Incitation à la pratique de l’aumône pérenne

Question

Je voudrais avoir une explication du concept aumône pérenne et l’incitation à la pratiquer.

Louange à Allah.

Allah
a créé les hommes afin qu’ils L’adorent selon Ses propos :  Je
n’ ai créé les djinns et les hommes que pour qu’ ils M’ adorent. (Coran,
51 : 56). Et Il a établi des pratiques cultuelles qui permettent de jouir
d’une énorme récompense ici-bas et dans l’au-delà.

Les
effets des actions et pratiques cultuelles ne se limitent pas à la vie d’ici-bas
puisque ’Allah (nous) a donné les moyens d’accroître les bonnes actions même
après la mort de leur auteur.
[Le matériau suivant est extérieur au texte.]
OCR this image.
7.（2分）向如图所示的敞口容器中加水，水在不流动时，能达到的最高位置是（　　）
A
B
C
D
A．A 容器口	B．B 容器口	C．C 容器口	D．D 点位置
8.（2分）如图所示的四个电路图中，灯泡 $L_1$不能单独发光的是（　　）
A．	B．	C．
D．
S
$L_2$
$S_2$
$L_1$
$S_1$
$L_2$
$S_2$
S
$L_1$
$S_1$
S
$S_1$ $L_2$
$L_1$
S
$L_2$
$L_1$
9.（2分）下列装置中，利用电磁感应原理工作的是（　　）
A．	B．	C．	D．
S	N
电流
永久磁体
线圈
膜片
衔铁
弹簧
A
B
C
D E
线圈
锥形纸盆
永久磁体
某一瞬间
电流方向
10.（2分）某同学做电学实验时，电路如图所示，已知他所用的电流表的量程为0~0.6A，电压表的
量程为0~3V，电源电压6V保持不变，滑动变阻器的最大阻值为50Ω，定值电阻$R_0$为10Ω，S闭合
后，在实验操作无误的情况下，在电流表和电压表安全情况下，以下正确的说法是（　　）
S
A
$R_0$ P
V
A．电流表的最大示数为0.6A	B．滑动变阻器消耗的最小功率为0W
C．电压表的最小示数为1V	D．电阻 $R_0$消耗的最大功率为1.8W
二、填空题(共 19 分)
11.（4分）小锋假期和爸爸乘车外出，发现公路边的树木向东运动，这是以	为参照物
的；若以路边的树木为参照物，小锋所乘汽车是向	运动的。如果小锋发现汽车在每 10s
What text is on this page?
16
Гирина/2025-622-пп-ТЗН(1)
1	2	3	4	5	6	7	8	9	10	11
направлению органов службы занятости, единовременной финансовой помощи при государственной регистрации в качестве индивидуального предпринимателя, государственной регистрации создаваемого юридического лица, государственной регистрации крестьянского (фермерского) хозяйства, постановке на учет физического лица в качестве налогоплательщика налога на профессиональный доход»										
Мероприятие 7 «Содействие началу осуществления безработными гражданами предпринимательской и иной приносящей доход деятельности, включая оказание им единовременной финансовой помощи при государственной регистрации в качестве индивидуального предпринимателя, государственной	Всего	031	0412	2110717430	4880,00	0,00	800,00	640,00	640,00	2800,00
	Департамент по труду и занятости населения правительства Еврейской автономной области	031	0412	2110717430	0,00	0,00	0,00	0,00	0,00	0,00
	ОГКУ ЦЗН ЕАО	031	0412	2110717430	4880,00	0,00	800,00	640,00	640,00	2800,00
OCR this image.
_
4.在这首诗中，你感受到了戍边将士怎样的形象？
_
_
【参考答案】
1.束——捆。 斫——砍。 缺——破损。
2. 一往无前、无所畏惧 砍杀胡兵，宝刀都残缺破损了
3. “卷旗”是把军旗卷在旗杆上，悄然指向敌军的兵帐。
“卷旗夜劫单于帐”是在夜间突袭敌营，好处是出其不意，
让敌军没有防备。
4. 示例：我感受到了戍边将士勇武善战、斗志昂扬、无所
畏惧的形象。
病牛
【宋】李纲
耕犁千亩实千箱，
C’est le cas de l’aumône pérenne à propos de
laquelle le Messager d’Allah (bénédiction et salut soient sur lui) dit :
 La mort met un terme aux œuvres humaines à l’exception de trois :
une aumône pérenne, un savoir utile et un enfant pieux qui prie pour le défunt .
(rapporté par Mouslim, 3084).

Dans
son commentaire de Mouslim, An-Nawawi (Puisse Allah lui accorder Sa miséricorde)
dit :  Selon les ulémas, la mort interrompt les œuvres humaines
et la récompense qu’elles entraînent sauf en trois cas liés aux œuvres des
défunts ; les enfants des défunts résultent de leurs œuvres. Il en est
de même du savoir, de l’enseignement et de l’œuvre écrite que l’on lègue ainsi
l’aumône pérenne et le waqf (biens de main morte) constitués par des défunts .

Ibn
Madja rapporte (224) d’après Abou Hourayra (P.A.a) que le Messager d’Allah
(bénédiction et salut soient sur lui) a dit :  Certes font partie
des bonnes œuvres qui continueront à profiter à l’homme après sa mort un savoir
qu’il aurait transmis (au public) par l’enseignement et la publication, un
enfant pieux, un exemplaire du Coran qu’il aurait légué (à ses héritiers)
une mosquée qu’il aurait construite, un foyer qu’il aurait construit pour
les voyageurs en difficulté, un fleuve qu’il aurait aménagé ou une aumône
qu’il aurait prélevée de ses biens au moment où il jouissait d’une bonne santé
afin d’en profiter après sa mort  (jugé bon par al-Albani dans Sahih
Ibn Madja).

L’aumône
pérenne est celle dont la récompense est maintenue pour son auteur après sa
mort. C’est pourquoi les ulémas affirment qu’elle s’applique exclusivement
au waqf. C’est le cas de celui qui construit une mosquée puisqu’il
continuera d’en être récompensé aussi longtemps que la mosquée restera en
place.

Quant
aux actions dont la récompense ne sera pas maintenue, comme le fait de nourrir
les pauvres et les nécessiteux, on ne peut pas les qualifier de « aumônes
pérennes, même s’il est vrai qu’elles génèrent une énorme récompense pour
leurs auteurs.

Dans
al-Muhalla (8/151) Ibn Hazm dit :  l’aumône pérenne est
celle dont l’auteur continuera d’en être récompensé après sa mort .

Dans
son commentaire de Riadh as-Salihiin (4/13) Cheikh Ibn Outhaymine dit :
 l’aumône courante est toute œuvre qui perdure après la mort de son
auteur.

La
part de ses biens dont l’homme fait une aumône constitue son vrai patrimoine
qui lui profitera infiniment.

At-Tirmidhi
(2470) rapporte qu’ils (les Compagnons) égorgèrent un mouton du vivant du
Prophète (bénédiction et salut soient sur lui) et donnèrent en aumône toute
la viande à l’exception des omoplates. Et le Prophète (bénédiction et salut
soient sur lui) leur dit :


«qu’est-ce qu’il en reste ?

–   Il n’en reste que les omoplates  dit Aïcha.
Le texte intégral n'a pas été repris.